9. Sainz wants resolution on F1 future decision soon
During Thursday’s driver press conference, Haas’ Kevin Magnussen pointed to Carlos Sainz as the ‘cork in the bottle’ as the flurry of action in 2025’s driver market has become a little stagnant. It has become a collected wait with bated breath to see what Sainz decides to do for next season.
It seemed for all the world that Sainz had two options: Sauber and Williams. The Swiss team’s transformation into Audi for 2026 is compelling as a manufacturer prospect, and a chance for Sainz to jump back into a well-paid works team after leaving Ferrari. That his father, two-time WRC champion Carlos Sainz Sr, has enjoyed great success with Audi at the Dakar Rally adds an extra familial tie.

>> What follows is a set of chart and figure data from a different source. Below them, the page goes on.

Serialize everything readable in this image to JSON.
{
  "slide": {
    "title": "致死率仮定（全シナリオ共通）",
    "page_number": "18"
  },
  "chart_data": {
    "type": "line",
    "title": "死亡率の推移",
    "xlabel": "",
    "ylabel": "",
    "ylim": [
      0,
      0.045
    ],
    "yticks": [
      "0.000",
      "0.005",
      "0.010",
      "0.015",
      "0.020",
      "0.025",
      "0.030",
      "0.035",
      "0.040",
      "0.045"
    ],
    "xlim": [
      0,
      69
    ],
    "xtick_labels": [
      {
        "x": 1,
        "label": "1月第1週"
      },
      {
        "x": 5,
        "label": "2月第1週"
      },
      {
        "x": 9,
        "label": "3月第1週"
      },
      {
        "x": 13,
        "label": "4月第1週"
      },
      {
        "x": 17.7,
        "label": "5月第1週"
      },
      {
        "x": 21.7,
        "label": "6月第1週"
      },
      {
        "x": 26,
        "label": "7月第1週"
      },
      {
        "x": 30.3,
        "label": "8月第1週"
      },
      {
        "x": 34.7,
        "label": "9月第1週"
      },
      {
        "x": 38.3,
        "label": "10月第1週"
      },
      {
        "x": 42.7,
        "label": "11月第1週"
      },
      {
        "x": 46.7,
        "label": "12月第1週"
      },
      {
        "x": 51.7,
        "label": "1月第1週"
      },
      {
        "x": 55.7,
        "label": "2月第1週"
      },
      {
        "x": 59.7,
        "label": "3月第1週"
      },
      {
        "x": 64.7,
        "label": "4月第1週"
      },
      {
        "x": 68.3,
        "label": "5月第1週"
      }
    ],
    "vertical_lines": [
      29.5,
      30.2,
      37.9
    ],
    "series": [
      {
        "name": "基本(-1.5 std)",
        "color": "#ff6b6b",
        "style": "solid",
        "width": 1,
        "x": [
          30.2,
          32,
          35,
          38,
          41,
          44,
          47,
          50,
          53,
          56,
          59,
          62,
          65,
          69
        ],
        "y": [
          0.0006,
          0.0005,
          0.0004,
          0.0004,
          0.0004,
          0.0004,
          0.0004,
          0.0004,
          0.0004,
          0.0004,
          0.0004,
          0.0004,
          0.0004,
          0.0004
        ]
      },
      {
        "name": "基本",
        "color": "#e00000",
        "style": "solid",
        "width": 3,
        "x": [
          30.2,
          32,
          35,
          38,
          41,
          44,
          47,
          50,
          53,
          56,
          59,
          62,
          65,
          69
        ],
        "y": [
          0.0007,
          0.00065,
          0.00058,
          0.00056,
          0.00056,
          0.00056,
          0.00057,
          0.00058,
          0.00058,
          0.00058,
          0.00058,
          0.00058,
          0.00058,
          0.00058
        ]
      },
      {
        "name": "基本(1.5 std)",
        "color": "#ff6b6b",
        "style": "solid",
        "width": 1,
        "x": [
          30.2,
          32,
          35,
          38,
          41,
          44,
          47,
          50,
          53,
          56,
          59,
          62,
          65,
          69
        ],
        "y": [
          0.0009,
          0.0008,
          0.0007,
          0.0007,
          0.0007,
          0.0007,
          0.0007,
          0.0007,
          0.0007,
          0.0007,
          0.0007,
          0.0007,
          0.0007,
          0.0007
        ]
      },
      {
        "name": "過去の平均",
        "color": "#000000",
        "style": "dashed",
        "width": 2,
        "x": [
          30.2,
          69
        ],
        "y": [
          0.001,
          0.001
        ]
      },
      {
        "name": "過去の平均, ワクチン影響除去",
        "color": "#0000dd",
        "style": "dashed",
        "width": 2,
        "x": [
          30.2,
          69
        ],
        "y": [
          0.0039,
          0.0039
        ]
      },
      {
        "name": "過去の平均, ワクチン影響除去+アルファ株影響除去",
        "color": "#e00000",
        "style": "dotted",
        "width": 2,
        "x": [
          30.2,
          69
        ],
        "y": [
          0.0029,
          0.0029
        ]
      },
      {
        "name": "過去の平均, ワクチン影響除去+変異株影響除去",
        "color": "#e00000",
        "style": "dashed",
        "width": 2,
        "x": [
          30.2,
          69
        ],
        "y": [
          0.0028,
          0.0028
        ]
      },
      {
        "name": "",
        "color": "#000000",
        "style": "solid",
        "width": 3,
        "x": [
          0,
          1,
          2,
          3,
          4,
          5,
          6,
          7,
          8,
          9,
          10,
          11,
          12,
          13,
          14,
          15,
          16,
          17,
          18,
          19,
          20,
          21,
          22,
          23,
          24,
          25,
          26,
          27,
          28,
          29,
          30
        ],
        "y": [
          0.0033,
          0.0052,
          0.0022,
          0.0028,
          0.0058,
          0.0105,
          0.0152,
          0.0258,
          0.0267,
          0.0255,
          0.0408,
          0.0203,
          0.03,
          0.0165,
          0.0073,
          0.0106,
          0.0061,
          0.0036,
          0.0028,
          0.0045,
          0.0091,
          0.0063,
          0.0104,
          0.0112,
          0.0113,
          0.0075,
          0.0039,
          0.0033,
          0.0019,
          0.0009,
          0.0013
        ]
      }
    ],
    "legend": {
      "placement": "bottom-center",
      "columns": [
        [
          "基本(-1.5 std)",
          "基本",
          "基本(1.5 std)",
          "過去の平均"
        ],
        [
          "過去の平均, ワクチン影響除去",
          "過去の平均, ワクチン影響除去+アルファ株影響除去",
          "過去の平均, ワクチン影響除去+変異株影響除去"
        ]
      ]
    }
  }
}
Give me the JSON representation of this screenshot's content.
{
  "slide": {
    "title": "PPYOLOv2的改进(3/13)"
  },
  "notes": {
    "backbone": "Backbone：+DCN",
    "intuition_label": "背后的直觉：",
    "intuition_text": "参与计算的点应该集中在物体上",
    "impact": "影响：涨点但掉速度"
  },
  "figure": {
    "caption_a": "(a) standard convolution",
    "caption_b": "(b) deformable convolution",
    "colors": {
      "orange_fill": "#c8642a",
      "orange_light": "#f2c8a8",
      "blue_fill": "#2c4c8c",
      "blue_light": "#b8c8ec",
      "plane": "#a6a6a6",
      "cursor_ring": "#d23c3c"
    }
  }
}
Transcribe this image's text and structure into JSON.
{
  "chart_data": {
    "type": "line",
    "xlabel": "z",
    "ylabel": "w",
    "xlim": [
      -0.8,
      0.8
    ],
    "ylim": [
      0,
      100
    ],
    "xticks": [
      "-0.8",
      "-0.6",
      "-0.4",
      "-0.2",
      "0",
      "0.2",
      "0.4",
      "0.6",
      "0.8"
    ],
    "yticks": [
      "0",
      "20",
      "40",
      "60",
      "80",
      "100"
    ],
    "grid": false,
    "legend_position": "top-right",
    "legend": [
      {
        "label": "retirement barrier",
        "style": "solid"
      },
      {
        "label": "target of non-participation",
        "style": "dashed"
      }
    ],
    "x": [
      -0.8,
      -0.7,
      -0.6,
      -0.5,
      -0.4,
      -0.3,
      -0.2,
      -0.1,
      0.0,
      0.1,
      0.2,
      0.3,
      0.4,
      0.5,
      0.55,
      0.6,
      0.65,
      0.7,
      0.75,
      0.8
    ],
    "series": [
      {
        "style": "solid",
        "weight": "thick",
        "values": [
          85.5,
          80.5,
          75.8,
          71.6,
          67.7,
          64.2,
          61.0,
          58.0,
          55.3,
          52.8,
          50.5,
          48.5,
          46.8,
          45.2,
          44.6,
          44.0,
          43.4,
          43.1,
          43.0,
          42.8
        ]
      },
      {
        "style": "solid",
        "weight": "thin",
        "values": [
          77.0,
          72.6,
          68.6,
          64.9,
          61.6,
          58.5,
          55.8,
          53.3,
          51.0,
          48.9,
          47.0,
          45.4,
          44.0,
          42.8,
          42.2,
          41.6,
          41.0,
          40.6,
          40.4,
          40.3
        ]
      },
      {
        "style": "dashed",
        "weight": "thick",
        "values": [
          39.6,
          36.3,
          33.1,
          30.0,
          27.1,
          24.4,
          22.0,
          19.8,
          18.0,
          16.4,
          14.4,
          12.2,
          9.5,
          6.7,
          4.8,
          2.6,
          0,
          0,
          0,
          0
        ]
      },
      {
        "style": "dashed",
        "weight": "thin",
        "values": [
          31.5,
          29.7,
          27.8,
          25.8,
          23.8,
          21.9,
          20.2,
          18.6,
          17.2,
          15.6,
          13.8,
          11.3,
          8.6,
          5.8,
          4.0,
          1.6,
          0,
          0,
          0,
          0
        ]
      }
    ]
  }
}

Williams, on the other hand, offers Sainz the chance to be part of James Vowles’ regeneration project. Vowles wants a driver with race-winning pedigree to bolster the team’s line-up alongside Alex Albon as he continues to attract personnel that he believes will help Williams return to the front. It’s a matter of whether Sainz believes in Vowles’ project, or believes that Audi can become a genuine force in F1’s upcoming new era.
But Alpine has tabled a late bid for Sainz’s services. The addition of Briatore as an advisor has perhaps given the team the driving force it had lacked in the market, and it’s not inconceivable that Sainz will harbour a return to the team he raced for in late-2017 to 2018.
"The latest is that a decision will be taken very soon. I don't want to wait any longer," Sainz said on Thursday. "I think it's getting to a point where it's obviously taking space out of my head for quite a few weeks and months, and I think it's time to make a decision.”
10. Aston Martin now the front-runner to secure Newey’s services
A subplot of this year’s F1 soap opera that has taken a back seat in recent weeks pertains to Adrian Newey’s post-Red Bull career. Since it was announced that Newey - usually referred to interchangeably as design genius and technical guru - would leave the Milton Keynes outfit, there had been much speculation over his next port of call.
Would this be the long-awaited chance to work with Ferrari, a team that had courted his services for many years? Will he repeat his movements in late 2005 and link up with an ambitious project in Aston Martin? Or is there room for a last dance with Williams, the team he left in 1997 to join McLaren? Perhaps retirement beckoned, the magnetar-like pull of fluffy slippers by a cosy fireside...
But Newey doesn’t seem to be retirement material, if that makes sense; one imagines his attempts to switch off on the beach becoming derailed; should a less-than-optimal flow pattern from the ocean waves pass over his sand-sculpted car, his copy of Jilly Cooper’s ‘seminal’ publication Riders may be cast aside for tinkering...
Digressions aside, it appears that Newey has had tangible talks with Aston Martin about the next step to his storied career. It is understood that the team closed its factory to staff to issue Newey with a private tour of its new Silverstone premises, hoping to get the Briton on board. Money will be a stumbling block; Newey can ask for a premium, given his position in the market, but team owner Lawrence Stroll might believe that Newey’s price is the price of success.